13Daher soll hier der Begriff der „fiktiven Rolle“ eingeführt werden. Roloff und Duvignaud, die sich an der Schnittstelle von Literatur und Soziologie befinden, sprechen z.B. von imaginären Rollen (vgl. Roloff, 2000:141; Duvignaud, 1965: 45), um Idealrollen außerhalb der sozialen Normen zu beschreiben. Allerdings drückt das Adjektiv „imaginär“ nicht ausreichend stark Juliens Impuls aus, die Napoleon-Rolle tatsächlich in der Restaurationsgesellschaft zu realisieren. Das Konzept des Fiktiven, verstanden im Sinne des Literaturwissenschaftlers Iser als „Übergangsgestalt“ zwischen Imaginärem und Realem (vgl. Iser, 1990: 49), scheint in Bezug auf die Napoleon-Rolle passender. Iser knüpft dabei dezidiert an Plessners Arbeiten an und fragt, was „das den Rollen Vorausliegende” (Iser, 1990: 13) ist. Sein Konzept des Fiktiven ist daher besonders geeignet, die Plessnersche Position und konkretes Rollenverhalten in Kontext zueinander zu setzen. Angeregt von Isers Arbeiten ist das Fiktive, definiert als „Erdachtes, Erfundenes, Vorgestelltes, mit dem dennoch im Sinne eines 'Als ob' operiert wird“ (Barsch, 2009: 201), ein zentraler Begriff der Literatur- und Kulturtheorie geworden. Als fiktive Rolle wird im Folgenden ein historisches oder literarisches Handlungsmuster definiert, das nicht Teil der gegenwärtigen sozialen Normen ist, aber trotzdem innerhalb dieser Normen realisiert werden soll.
14Soziale und fiktive Rollen haben dabei durchaus strukturelle Gemeinsamkeiten: Auch die fiktive Rolle ist in gewisser Hinsicht sozial, als historische soziale Rolle bzw. als literarische Rolle im soziokulturellen Gedächtnis. Die soziale Rolle ist insofern auch fiktiv, als das Handlungsmuster von Rollen grundsätzlich historisch kontingent ist (vgl. Pavis, 1988: 42), sodass individuelle Intentionen auch in der sozialen Rolle sichtbar werden: so interpretieren etwa die Kirchenmänner wie der Abbé Chélan bzw. der Abbé Pirard und Julien Sorel die Priester-Rolle sehr unterschiedlich.

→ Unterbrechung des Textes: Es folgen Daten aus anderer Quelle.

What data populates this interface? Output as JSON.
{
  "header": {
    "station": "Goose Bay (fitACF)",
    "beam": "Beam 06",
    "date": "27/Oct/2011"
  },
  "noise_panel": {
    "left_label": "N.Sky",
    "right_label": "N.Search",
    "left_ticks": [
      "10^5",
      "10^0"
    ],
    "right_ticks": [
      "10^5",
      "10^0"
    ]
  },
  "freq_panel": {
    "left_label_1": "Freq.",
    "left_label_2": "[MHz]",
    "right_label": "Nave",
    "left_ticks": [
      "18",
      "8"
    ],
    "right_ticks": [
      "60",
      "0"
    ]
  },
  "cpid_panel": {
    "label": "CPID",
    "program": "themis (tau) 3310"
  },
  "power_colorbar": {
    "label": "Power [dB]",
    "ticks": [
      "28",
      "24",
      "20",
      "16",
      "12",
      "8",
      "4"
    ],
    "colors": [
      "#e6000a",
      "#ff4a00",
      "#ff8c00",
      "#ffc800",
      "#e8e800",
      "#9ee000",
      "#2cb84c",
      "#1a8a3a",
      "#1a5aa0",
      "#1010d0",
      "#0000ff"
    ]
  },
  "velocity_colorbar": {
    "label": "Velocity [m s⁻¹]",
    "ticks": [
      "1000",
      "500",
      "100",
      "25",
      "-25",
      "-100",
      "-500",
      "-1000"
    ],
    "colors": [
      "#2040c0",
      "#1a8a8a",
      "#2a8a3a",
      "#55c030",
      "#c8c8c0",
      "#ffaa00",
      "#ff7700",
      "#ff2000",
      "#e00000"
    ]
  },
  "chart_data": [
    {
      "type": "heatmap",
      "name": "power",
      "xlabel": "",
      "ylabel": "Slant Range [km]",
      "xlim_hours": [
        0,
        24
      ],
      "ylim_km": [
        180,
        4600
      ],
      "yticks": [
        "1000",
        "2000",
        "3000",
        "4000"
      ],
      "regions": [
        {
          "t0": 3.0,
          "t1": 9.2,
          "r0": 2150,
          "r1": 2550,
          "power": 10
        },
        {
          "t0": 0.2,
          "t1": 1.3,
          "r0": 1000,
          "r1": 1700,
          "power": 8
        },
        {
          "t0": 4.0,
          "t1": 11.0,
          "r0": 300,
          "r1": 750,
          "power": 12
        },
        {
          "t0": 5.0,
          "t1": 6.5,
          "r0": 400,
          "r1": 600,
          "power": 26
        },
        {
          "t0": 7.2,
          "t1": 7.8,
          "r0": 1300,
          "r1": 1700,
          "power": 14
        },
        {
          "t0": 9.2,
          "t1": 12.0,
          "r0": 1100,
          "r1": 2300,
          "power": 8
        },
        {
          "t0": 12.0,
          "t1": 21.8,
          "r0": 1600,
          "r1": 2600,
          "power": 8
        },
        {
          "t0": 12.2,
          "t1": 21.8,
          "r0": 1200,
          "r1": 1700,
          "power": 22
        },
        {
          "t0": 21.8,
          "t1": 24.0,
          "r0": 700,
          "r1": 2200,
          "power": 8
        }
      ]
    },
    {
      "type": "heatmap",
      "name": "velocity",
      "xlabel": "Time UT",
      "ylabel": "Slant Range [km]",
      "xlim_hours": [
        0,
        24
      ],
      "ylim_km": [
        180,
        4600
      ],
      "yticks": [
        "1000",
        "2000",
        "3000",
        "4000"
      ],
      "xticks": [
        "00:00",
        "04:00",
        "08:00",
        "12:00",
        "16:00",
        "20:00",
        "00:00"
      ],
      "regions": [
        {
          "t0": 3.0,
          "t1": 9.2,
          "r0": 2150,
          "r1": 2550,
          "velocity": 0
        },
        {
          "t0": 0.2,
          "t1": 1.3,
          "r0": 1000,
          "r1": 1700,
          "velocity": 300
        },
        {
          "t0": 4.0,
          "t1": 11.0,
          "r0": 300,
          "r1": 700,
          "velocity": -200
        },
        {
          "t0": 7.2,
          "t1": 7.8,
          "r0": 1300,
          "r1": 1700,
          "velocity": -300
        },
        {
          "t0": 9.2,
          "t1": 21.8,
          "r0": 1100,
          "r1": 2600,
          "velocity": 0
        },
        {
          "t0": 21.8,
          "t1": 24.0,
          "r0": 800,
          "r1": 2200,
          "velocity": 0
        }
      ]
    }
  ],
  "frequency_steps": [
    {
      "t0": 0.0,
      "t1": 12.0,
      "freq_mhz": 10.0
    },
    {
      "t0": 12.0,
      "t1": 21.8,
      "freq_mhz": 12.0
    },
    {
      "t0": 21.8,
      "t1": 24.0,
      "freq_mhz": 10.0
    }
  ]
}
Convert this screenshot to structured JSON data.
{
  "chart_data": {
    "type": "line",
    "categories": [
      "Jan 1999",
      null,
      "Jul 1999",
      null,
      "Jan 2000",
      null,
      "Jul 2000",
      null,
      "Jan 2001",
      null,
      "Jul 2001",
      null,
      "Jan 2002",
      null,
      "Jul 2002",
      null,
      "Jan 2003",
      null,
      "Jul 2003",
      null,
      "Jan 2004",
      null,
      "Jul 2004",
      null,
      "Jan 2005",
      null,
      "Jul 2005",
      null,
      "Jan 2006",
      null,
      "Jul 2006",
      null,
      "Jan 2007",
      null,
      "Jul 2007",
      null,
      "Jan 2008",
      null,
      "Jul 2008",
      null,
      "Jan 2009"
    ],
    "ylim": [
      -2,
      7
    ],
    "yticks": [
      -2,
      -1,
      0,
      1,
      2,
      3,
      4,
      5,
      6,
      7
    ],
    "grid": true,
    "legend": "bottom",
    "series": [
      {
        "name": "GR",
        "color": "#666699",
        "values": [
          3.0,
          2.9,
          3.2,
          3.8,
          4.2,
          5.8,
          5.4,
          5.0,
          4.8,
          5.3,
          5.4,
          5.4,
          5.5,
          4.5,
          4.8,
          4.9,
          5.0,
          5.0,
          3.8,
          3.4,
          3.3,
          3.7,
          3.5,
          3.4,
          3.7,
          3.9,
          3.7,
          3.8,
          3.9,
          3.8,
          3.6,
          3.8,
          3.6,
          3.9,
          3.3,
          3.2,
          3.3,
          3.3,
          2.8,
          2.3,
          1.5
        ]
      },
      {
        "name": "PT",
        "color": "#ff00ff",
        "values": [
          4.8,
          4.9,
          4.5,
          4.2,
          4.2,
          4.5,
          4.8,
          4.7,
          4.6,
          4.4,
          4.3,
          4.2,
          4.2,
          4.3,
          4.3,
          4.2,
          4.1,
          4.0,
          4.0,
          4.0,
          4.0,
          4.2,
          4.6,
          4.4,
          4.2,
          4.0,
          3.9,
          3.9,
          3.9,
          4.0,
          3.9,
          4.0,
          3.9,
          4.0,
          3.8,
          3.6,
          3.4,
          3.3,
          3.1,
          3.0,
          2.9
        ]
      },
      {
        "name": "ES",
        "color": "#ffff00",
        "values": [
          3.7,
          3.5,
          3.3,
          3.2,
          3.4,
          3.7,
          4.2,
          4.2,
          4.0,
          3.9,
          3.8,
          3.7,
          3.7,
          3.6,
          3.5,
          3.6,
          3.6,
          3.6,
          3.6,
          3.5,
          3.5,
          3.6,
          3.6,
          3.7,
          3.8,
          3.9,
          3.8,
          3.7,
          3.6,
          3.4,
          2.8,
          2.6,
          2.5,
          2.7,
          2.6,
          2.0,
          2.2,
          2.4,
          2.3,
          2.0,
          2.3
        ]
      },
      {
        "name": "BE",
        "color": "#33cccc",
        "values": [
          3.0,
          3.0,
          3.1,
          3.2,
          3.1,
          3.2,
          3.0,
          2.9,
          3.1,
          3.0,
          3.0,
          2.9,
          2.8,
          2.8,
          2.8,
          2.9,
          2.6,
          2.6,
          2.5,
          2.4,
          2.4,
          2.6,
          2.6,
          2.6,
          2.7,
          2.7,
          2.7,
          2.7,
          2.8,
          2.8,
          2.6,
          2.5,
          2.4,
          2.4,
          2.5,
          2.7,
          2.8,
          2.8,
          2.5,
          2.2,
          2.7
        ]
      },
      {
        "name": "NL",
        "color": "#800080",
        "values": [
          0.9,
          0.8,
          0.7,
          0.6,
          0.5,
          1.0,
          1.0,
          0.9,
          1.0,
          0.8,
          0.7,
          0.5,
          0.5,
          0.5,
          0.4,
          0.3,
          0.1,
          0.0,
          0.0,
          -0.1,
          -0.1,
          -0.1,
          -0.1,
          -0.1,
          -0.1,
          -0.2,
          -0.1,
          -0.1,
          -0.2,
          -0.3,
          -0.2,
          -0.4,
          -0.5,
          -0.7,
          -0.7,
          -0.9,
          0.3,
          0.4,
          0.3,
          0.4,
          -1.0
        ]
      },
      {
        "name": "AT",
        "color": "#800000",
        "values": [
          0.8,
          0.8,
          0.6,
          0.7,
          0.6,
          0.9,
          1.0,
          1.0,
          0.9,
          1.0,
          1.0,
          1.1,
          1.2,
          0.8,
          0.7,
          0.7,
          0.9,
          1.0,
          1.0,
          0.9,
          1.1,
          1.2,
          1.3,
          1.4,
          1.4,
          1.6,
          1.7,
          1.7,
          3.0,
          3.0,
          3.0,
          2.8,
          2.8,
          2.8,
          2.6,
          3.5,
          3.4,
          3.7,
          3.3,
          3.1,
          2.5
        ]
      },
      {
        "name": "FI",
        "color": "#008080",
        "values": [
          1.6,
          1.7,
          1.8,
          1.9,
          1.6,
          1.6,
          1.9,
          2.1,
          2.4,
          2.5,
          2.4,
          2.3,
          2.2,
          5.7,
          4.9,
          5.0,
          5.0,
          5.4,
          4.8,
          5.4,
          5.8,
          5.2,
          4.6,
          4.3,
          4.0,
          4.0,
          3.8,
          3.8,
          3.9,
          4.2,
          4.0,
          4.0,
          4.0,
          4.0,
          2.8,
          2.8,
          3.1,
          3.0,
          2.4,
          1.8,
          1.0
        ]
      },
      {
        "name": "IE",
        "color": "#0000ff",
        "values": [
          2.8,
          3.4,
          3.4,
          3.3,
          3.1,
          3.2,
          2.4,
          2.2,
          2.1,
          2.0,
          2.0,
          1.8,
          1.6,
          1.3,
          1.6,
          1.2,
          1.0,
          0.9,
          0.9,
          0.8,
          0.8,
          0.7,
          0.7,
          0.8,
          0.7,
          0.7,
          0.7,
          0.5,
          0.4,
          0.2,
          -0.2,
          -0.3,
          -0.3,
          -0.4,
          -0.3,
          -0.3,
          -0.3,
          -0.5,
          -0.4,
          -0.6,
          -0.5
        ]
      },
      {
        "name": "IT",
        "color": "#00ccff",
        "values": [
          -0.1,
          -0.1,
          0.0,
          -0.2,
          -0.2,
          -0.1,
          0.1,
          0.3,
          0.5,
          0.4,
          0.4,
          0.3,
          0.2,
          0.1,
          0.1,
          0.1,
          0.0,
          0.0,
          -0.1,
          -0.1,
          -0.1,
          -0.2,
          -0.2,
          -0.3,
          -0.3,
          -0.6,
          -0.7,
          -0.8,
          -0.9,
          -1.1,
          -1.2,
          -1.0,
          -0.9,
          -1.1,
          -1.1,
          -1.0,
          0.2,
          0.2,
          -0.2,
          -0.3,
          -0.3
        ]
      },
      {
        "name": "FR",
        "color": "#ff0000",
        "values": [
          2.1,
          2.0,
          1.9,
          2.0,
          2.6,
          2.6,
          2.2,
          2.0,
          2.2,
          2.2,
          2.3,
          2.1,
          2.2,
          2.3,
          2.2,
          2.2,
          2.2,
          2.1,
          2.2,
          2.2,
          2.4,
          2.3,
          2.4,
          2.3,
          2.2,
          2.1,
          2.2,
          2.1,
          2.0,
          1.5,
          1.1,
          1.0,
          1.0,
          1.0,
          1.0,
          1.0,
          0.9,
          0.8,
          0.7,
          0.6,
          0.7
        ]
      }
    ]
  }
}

15Ein weiterer wichtiger Punkt ist der antizipatorische Charakter beider Rollen. Julien ist zu keinem Zeitpunkt tatsächlich Napoleon oder Priester. Beide Rollen beschreiben ein „être au sens de vouloir-être“ (Spandri, 2003: 87), das im Rahmen von konkreten Rollenvariationen realisiert werden soll: Die Priester-Rolle als Hauslehrer-Rolle in Verrières, als Seminaristen-Rolle in Besançon und als Sekretär-Rolle in Paris; die Napoleon-Rolle als Don-Juan-Rolle (vgl. Warning, 1984: 441) in der Verführung Madame de Rênals in Verrières, dem Versuch einer Verführung der Kellnerin Amanda Binet in Besançon und der Verführung Mathilde de La Moles in Paris. Die Differenzierung zwischen Rahmenrolle und konkreter Rolle verweist auf einen weiteren Punkt, der die Handlungsmuster der Napoleon- und der Priester-Rolle strukturell eint: Beide Rollen sind nach literarischen Mustern ausgerichtet, die Priester-Rolle nach der Bibel und de Maistres Du Pape, die Julien auswendig gelernt hat, die Napoleon-Rolle nach dem Mémorial de Sainte-Hélène, einer Sammlung von Memoiren Napoleons, Rousseaus Confessions und dessen Liebes-Briefroman La Nouvelle Héloïse.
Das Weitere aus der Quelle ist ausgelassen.